Abstract

Rolling bearings are the core components of the machine. In order to save costs and prevent accidents caused by bearing failures, the rolling bearing fault diagnosis technology has been widely used in the industrial field. At present, the proposed methods include wavelet transform, morphological filtering, empirical mode decomposition (EMD), and ensemble empirical mode decomposition (EEMD), which have obvious shortcomings. As it is difficult to extract the fault characteristic frequency caused by nonlinear and nonstationary features of the rolling bearing fault signal, this paper presents a fault feature extraction method of rolling bearing based on nonlinear mode decomposition (NMD) and wavelet threshold denoised method. First of all, the fault signal was preprocessed via wavelet threshold denoising. Then, the denoised signal was decomposed by using NMD. Next, the mode component envelope spectrum was made. Finally, the fault characteristic frequency of rolling bearing was extracted. The method was compared with EMD through the simulation experiment and rolling bearing fault experiment. Meanwhile, two indicators including signal-noise ratio (SNR) and root-mean-square error (RMSE) were also established to evaluate the fault diagnosis ability of this method, and the results show that this method can extract the fault characteristic frequency accurately.

1. Introduction

Rolling bearings are called “industrial joints.” Bearing industry, the basic and key industry of machinery industry, often represents or restricts the development level of a country’s machinery and other related industries. However, poor working conditions often affect their health status [1]. In order to save costs and prevent accidents due to bearing failures, the rolling bearing fault diagnosis technology has been widely used in the industrial field [2]. Rolling bearing failure and complex interference signals, including pulse and modulation signals, likely affect the extraction of fault characteristic frequency. Signals from complex systems usually consist of a mixture of different oscillations, so the signals should be decomposed to make reliable analysis, namely, to restore the various oscillations present therein, separating them from each other and from the presence of noise interference [3]. How to effectively extract the fault characteristic frequency is a key technical problem to bearing fault diagnosis.

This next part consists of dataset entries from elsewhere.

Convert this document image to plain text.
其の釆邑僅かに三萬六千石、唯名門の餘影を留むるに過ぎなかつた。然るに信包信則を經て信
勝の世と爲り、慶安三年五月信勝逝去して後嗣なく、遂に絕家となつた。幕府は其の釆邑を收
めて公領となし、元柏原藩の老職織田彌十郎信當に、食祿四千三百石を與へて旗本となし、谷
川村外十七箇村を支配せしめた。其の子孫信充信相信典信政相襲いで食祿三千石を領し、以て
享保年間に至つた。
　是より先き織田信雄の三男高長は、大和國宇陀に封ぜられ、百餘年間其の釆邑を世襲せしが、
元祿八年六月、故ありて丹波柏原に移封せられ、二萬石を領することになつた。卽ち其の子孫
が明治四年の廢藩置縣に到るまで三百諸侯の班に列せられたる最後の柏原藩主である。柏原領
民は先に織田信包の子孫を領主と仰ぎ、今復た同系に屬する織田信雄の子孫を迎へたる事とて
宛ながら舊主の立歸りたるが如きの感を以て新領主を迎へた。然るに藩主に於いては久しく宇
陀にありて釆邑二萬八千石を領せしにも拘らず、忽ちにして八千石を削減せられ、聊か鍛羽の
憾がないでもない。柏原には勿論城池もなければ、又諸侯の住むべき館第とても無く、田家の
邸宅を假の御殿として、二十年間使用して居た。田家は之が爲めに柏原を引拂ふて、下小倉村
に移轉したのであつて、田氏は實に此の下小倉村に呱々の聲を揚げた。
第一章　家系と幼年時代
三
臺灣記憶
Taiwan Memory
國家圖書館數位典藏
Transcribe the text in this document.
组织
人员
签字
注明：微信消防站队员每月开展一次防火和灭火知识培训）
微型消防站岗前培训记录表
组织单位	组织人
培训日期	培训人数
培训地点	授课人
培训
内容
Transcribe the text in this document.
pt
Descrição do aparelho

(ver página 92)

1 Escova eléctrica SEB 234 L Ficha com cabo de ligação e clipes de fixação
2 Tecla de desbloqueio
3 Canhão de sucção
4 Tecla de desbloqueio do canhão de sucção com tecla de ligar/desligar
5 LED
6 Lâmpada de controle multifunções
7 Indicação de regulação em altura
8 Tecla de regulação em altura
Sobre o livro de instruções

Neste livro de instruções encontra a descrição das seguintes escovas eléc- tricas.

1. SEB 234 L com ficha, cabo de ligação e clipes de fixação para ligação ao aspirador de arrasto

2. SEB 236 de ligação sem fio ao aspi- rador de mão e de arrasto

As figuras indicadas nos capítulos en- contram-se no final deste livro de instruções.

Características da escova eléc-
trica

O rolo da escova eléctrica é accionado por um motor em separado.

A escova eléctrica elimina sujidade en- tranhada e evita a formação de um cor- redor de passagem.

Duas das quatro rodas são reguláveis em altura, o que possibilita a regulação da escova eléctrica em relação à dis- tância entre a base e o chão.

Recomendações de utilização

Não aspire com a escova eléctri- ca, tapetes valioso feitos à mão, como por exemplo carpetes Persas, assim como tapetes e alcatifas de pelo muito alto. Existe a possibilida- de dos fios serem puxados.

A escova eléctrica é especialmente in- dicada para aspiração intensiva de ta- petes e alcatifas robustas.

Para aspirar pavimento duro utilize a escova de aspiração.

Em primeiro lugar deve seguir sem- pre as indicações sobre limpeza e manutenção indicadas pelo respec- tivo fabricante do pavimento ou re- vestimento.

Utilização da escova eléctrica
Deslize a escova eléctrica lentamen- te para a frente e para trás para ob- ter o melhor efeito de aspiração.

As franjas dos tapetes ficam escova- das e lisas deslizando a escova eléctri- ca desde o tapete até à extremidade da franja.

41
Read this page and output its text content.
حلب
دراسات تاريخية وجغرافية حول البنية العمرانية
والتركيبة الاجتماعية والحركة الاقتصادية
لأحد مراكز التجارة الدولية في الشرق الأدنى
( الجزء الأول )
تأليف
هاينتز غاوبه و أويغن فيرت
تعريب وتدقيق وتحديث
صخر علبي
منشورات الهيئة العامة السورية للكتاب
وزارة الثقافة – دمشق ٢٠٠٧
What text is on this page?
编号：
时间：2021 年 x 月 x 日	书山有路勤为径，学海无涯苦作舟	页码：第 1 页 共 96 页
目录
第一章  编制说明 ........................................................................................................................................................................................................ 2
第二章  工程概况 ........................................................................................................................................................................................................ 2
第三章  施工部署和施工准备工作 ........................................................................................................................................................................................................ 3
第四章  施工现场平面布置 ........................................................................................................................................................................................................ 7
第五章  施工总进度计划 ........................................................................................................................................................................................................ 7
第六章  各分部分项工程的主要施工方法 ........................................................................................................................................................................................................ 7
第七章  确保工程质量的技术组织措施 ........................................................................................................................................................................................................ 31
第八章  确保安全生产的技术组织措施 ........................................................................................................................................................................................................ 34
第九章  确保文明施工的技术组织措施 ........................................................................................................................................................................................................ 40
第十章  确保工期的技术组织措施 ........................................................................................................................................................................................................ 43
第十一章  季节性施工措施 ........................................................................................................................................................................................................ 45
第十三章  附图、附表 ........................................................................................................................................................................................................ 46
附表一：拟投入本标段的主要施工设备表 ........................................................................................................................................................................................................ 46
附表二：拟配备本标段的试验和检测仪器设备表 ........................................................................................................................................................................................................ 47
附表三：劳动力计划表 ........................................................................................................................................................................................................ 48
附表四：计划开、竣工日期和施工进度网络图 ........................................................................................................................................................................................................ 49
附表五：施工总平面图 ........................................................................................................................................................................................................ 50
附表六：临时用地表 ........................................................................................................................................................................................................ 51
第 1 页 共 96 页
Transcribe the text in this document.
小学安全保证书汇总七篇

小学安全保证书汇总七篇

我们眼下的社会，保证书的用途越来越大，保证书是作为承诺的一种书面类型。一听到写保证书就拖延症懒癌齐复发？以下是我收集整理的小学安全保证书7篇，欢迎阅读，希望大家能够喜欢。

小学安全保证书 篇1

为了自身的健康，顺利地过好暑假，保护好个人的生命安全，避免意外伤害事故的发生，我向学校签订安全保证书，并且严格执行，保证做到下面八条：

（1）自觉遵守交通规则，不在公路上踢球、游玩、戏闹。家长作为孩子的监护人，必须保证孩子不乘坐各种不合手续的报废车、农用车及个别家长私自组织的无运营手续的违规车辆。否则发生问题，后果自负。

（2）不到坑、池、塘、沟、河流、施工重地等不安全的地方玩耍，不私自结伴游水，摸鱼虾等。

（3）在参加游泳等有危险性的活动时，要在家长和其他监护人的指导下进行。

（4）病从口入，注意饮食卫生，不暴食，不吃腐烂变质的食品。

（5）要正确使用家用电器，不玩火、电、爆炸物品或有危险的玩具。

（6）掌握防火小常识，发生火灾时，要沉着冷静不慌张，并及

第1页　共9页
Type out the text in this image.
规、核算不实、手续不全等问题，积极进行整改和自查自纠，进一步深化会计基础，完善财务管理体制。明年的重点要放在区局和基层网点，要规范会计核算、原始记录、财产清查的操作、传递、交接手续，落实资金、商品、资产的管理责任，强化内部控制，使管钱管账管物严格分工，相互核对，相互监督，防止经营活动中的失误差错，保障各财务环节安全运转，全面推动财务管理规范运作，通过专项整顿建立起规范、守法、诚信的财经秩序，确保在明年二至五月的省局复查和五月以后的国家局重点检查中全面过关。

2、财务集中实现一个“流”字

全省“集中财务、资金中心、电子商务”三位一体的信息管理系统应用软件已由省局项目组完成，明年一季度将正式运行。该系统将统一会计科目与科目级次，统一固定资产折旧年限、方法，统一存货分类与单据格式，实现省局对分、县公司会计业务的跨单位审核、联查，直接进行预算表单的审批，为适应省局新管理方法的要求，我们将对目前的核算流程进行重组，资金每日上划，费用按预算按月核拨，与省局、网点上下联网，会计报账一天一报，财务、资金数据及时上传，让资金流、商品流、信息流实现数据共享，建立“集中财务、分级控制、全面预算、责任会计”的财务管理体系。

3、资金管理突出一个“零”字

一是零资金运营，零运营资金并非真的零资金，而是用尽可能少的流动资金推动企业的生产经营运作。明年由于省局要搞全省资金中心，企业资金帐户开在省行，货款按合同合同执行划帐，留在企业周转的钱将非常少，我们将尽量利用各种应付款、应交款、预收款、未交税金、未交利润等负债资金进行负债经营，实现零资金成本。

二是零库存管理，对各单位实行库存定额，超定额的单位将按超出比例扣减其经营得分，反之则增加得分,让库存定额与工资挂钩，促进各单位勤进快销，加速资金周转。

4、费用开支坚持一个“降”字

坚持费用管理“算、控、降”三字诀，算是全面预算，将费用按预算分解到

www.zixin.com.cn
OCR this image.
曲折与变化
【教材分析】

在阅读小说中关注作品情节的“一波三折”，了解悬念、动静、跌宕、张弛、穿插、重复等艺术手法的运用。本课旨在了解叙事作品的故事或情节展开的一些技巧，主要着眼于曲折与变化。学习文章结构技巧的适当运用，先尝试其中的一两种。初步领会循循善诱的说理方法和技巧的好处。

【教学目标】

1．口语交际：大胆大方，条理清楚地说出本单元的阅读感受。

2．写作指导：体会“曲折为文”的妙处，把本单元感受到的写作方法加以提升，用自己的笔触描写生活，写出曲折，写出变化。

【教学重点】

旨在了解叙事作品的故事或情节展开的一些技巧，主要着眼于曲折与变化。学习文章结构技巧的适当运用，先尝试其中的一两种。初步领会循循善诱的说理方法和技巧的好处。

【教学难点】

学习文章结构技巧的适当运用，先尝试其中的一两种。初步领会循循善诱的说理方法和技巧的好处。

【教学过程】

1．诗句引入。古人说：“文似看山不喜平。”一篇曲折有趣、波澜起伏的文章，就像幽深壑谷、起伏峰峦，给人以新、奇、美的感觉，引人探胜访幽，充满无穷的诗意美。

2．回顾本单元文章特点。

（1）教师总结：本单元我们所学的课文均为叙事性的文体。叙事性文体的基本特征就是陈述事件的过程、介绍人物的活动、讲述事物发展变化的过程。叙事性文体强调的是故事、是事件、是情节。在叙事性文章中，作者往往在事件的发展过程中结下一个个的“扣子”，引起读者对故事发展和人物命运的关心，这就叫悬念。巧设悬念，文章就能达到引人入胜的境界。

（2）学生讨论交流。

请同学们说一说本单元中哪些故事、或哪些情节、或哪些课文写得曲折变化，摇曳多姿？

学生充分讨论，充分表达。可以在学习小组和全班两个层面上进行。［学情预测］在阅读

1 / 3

The proposed methods include wavelet transform, morphological filtering, Hilbert–Huang transform, empirical mode decomposition (EMD), and ensemble empirical mode decomposition (EEMD) [4], in which obvious shortcomings could be found. For example, the wavelet transform can effectively suppress white noise, but it is unable to suppress the interference of the pulse signal completely [5]. Although the morphological filtering can effectively suppress impulsive interference ability, the algorithm is simple and feasible [6], but there are some problems such as statistics offset and element selection [7]. As for the empirical mode decomposition [8], it does not have good antinoise [9]; moreover, low efficient algorithms [10], modal aliasing, and other issues [11] remain unsolved. In order to reduce the sensitivity of EMD to noise, Wu and Huang proposed a variant called ensemble empirical mode decomposition (EEMD) [12], which added the white Gaussian noise to the signal using the EMD method [13]. However, EEMD cannot be a good antinoise method [14].

Therefore, these methods have the following deficiencies:(1)The method contains user-defined parameters and is very sensitive to the choice of parameters. These parameters cannot be adaptively selected, and there is no more or less common setting.(2)The method does not have good noise robustness.(3)If a single mode has a complex (nonsinusoidal) waveform, the method breaks it down into several oscillations with simpler waveforms [15].(4)The modes returned by some methods are not always physically meaningful. For example, some methods even decompose a random signal (such as Brown noise) into a set of oscillations [15].

In view of these problems mentioned above, this paper presents a fault feature extraction method based on nonlinear mode decomposition and wavelet threshold denoising, which can solve these problems. Firstly, the signal is preprocessed by using wavelet threshold denoising, and then the signal of noise reduction is processed by nonlinear mode decomposition. The corresponding time domain and envelope spectra are drawn and analyzed to obtain the fault characteristic frequency of the rolling bearing.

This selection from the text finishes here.